## CIS 9: Final Project
## Data Analysis of San Jose Police Department Incident Reports (2018-2022) 
## Written by: Tiffany Overbo and Cherry Withers

### Project Summary

This project is to analyze incidence reports from police calls for services which are documented by the San Jose City Police Department. The goal is to analyze the trend in types of incidents, address area, time of day, frequency, and if there were any resolutions over 5 years from 2018 - 2023 (3/18/22)*. This will include pre-pandemic, pandemic, and post-pandemic years to see if there is a trend and hopes to answer the following questions:
* What are the 10 top incidents being reported each year by frequency? 
* How did the pandemic affect the incident counts of the following crimes/categories: Assault, Burglary, Disturbing Peace, Drugs/Alcohol, DUI, Fraud, Motor Vehicle Theft, Robbery, Sex Crime, Larceny, Vandalism, Vehicle Breakin/Theft, Others? 
* Arrest rates for each category mentioned above (per year/per month)?  
* Where are most of these incidents occurring (street names)? (NOT FEASIBLE)
* What part of the day are the incidents taking place, ie. am, pm, after midnight?
* Which months have higher incidents of crimes being reported year after year? 


### Data Information
We will be working with 6 .csv files, each containing the total incidents for each year from 2018-2023(Jan-Mar 18).
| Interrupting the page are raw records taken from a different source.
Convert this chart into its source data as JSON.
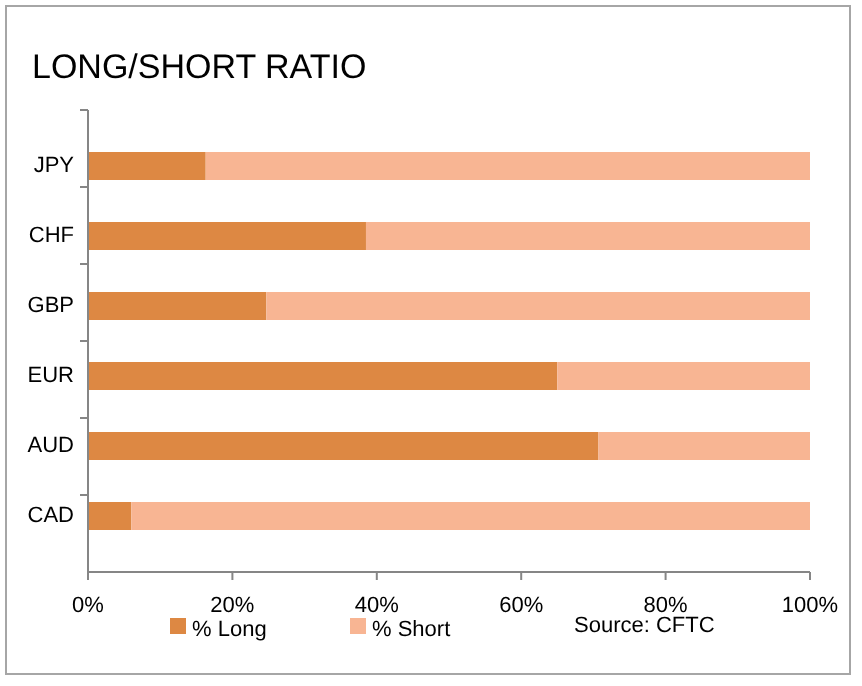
{
  "chart_data": {
    "type": "bar",
    "orientation": "horizontal",
    "stacked": true,
    "title": "LONG/SHORT RATIO",
    "categories": [
      "JPY",
      "CHF",
      "GBP",
      "EUR",
      "AUD",
      "CAD"
    ],
    "series": [
      {
        "name": "% Long",
        "color": "#dd8843",
        "values": [
          16.3,
          38.5,
          24.7,
          65,
          70.7,
          6
        ]
      },
      {
        "name": "% Short",
        "color": "#f8b593",
        "values": [
          83.7,
          61.5,
          75.3,
          35,
          29.3,
          94
        ]
      }
    ],
    "xlim": [
      0,
      100
    ],
    "xticks": [
      {
        "value": 0,
        "label": "0%"
      },
      {
        "value": 20,
        "label": "20%"
      },
      {
        "value": 40,
        "label": "40%"
      },
      {
        "value": 60,
        "label": "60%"
      },
      {
        "value": 80,
        "label": "80%"
      },
      {
        "value": 100,
        "label": "100%"
      }
    ],
    "grid": false,
    "legend": "bottom",
    "annotations": [
      "Source: CFTC"
    ]
  }
}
This dataset shape and header data, sample, and description are listed below. [Source:] (https://data.sanjoseca.gov/dataset/police-calls-for-service)



__Import Modules and Load Dataset__

In [None]:
# Import modules here
import pandas as pd
import numpy as np
import matplotlib.pyplot as plt
import seaborn as sns

df = pd.read_csv("FinalProject/PoliceCalls_2018_2022.csv")

### Data Analysis

__Predictive Classification Model for Priority Codes__

In [None]:
# Import the Classifiers

from sklearn.neighbors import KNeighborsClassifier
from sklearn.naive_bayes import GaussianNB
from sklearn.ensemble import RandomForestClassifier
from sklearn.tree import DecisionTreeClassifier
from sklearn.model_selection import train_test_split
from sklearn.metrics import f1_score
from sklearn import metrics

In [20]:
df['priority'].value_counts()

3    462886
2    456131
4    192846
6    184008
5    121178
1     43527
Name: priority, dtype: int64

In [None]:
# Prepare the data
X = df[['type']]
y = df['priority']

X.loc[:,'type'] = X['type'].astype('category').cat.codes

print(X['type'])

# look up the original categories from the integer codes
#categories = X['type'].cat.categories
#for code in X['type_codes']:
#    print(f"Category code {code} corresponds to category '{categories[code]}'")

In [None]:
# Create the training and testing X and y datasets.
X_train, X_test, y_train, y_test = train_test_split(X,y,test_size=0.25)
print(X_train.shape, X_test.shape, y_train.shape, y_test.shape)

In [16]:
model = DecisionTreeClassifier()
model.fit(X_train, y_train)  
y_pred = model.predict(X_test)
score_accuracy = metrics.accuracy_score(y_test, y_pred)
score_f1 = f1_score(y_test, y_pred, average='weighted')
print(model,"\naccuracy_score: ", round(score_accuracy, 3))
print("f1_score: ", round(score_f1,3))

DecisionTreeClassifier() 
accuracy_score:  0.634
f1_score:  0.612


In [17]:
metrics.confusion_matrix(y_test, y_pred)

array([[ 5020,  1598,  3610,    21,    42,   466],
       [ 3543, 97190,  7262,   364,   917,  5029],
       [  721, 29454, 56050,  3222,  2126, 24079],
       [   30, 18561,  2430, 22283,  2592,  2248],
       [  471,  3454,  3163,  7945,  5375,  9902],
       [   32,   148,     0,   224,    69, 45503]], dtype=int64)

The confusion matrix above illustrates our model's shortcomings. For priority 3 & 4, half of the time it predicted incorrectly. It was worst for Priority 5 where most of the time it made innacurate predictions.